Iowa educators react to No Child Left Behind changes - KWWL - Eastern Iowa Breaking News, Weather, Closings

Iowa educators react to No Child Left Behind changes


Friday morning, President Barack Obama announced a major overhaul to the No Child Left Behind Act -- essentially ending the decade-old law as we know it. States now have the ability to opt out of the federal mandate, but they will have to prove they have a solid plan for improvement in place.

"Keep in mind the change we are making is not lowering standards, we're saying we're gonna give you more flexibility to meet high standards. We're gonna let states, schools and teachers come up with innovative ways to get our children the skills they need to compete for the jobs of the future," President Obama told a crowd of educators and students in the White House.

Just hours after the President's announcement, several state education leaders made it known they will seek a waiver to NCLB, including Iowa's Director of Education Jason Glass.

Glass said he will apply for a NCLB waiver next year, which means it will take effect in the 2012-2013 school year.

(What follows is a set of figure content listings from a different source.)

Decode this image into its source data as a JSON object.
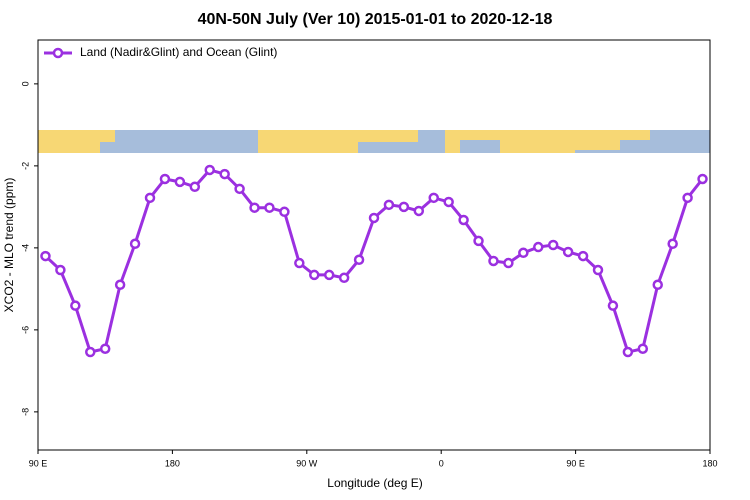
{
  "chart_data": {
    "type": "line",
    "title": "40N-50N July (Ver 10)   2015-01-01 to 2020-12-18",
    "x_label": "Longitude (deg E)",
    "y_label": "XCO2 - MLO trend (ppm)",
    "x": [
      95,
      105,
      115,
      125,
      135,
      145,
      155,
      165,
      175,
      185,
      195,
      205,
      215,
      225,
      235,
      245,
      255,
      265,
      275,
      285,
      295,
      305,
      315,
      325,
      335,
      345,
      355,
      365,
      375,
      385,
      395,
      405,
      415,
      425,
      435,
      445,
      455,
      465,
      475,
      485,
      495,
      505,
      515,
      525,
      535
    ],
    "series": [
      {
        "name": "Land (Nadir&Glint) and Ocean (Glint)",
        "color": "#9b30e0",
        "values": [
          -4.2,
          -4.54,
          -5.41,
          -6.54,
          -6.46,
          -4.9,
          -3.9,
          -2.78,
          -2.32,
          -2.39,
          -2.51,
          -2.1,
          -2.2,
          -2.56,
          -3.02,
          -3.02,
          -3.12,
          -4.37,
          -4.66,
          -4.66,
          -4.73,
          -4.29,
          -3.27,
          -2.95,
          -3.0,
          -3.1,
          -2.78,
          -2.88,
          -3.32,
          -3.83,
          -4.32,
          -4.37,
          -4.12,
          -3.98,
          -3.93,
          -4.1,
          -4.2,
          -4.54,
          -5.41,
          -6.54,
          -6.46,
          -4.9,
          -3.9,
          -2.78,
          -2.32
        ]
      }
    ],
    "xlim": [
      90,
      540
    ],
    "xticks": [
      {
        "value": 90,
        "label": "90 E"
      },
      180,
      {
        "value": 270,
        "label": "90 W"
      },
      {
        "value": 360,
        "label": "0"
      },
      {
        "value": 450,
        "label": "90 E"
      },
      {
        "value": 540,
        "label": "180"
      }
    ],
    "ylim": [
      -8.93,
      1.07
    ],
    "yticks": [
      -8,
      -6,
      -4,
      -2,
      0
    ],
    "legend": "top-left"
  }
}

"We support and appreciate Secretary Duncan's efforts to improve this law," Glass said. "Iowa plans on responding to the calls for designing new school accountability systems. We will work with the major groups involved with education in Iowa and state policymakers to design a plan that makes sense for us over the long term. This work may begin before the end of 2011."

Local educators aren't entirely clear how the waiver will impact their classroom at this point, or how it might change things in the future. Jeff Thompson, a science teacher in Dunkerton Community Schools, said he doesn't focus on NCLB in his classroom. He focuses on students.

"I enjoy being there when an idea or concept finally gets across, or when they have success," Thompson said.

He doesn't need a high score on a test to know when a kid is successful. But for the past ten years, NCLB has required teachers, districts, and states to follow strict guidelines for evaluating student achievement.

"No Child Left Behind has done some very positive things for groups of students who were often overlooked, like kids with disabilities and kids in poverty," said Glass. "However, measures it prescribed to decide which schools were succeeding or failing were too narrow. Student achievement should be central, but we should also look at student growth and other aspects of schools beyond tests to see if they are successful for kids."

Superintendent of Dunkerton Schools, James Stanton, agreed with Glass.

"I think the intention of it was good. I just think, there were a lot of things in there that, from a practical standpoint, or from a small school standpoint -- an Iowa standpoint -- they weren't real practical," he said.

The one-size-fits-all testing, and the paperwork that along goes with it, are among the flaws cited by educators. But, in Dunkerton, they've followed the plan for one simple reason.

"In all honesty, for us, they have a $7 million carrot that they hold out in front of us," said Stanton.

Assuming Glass follows through on a decision to opt out of NCLB, the state -- and Dunkerton -- will have more flexibility with federal education funds. But first, Iowa needs to lay out its plan for reforming K-12 education.

"When we know more specifics, then we'll start to look at what we're going to do, and maybe get a little bit excited. But right now, it's hard to," Stanton admitted.

Thompson, for one, has heard the call for reform before. He hopes, this time, change is made by the right people.

"You just hope the people that have the most knowledge, the most interest are the ones that have the chance to make the final decisions on this. Parents and students and teachers... and not politicians in Washington," Thompson said.

Last year, more than 500 Iowa schools failed to meet NCLB targets in reading and math. In order to receive a waiver, state leaders will need to submit a comprehensive plan for improvement to the U.S. Department of Education.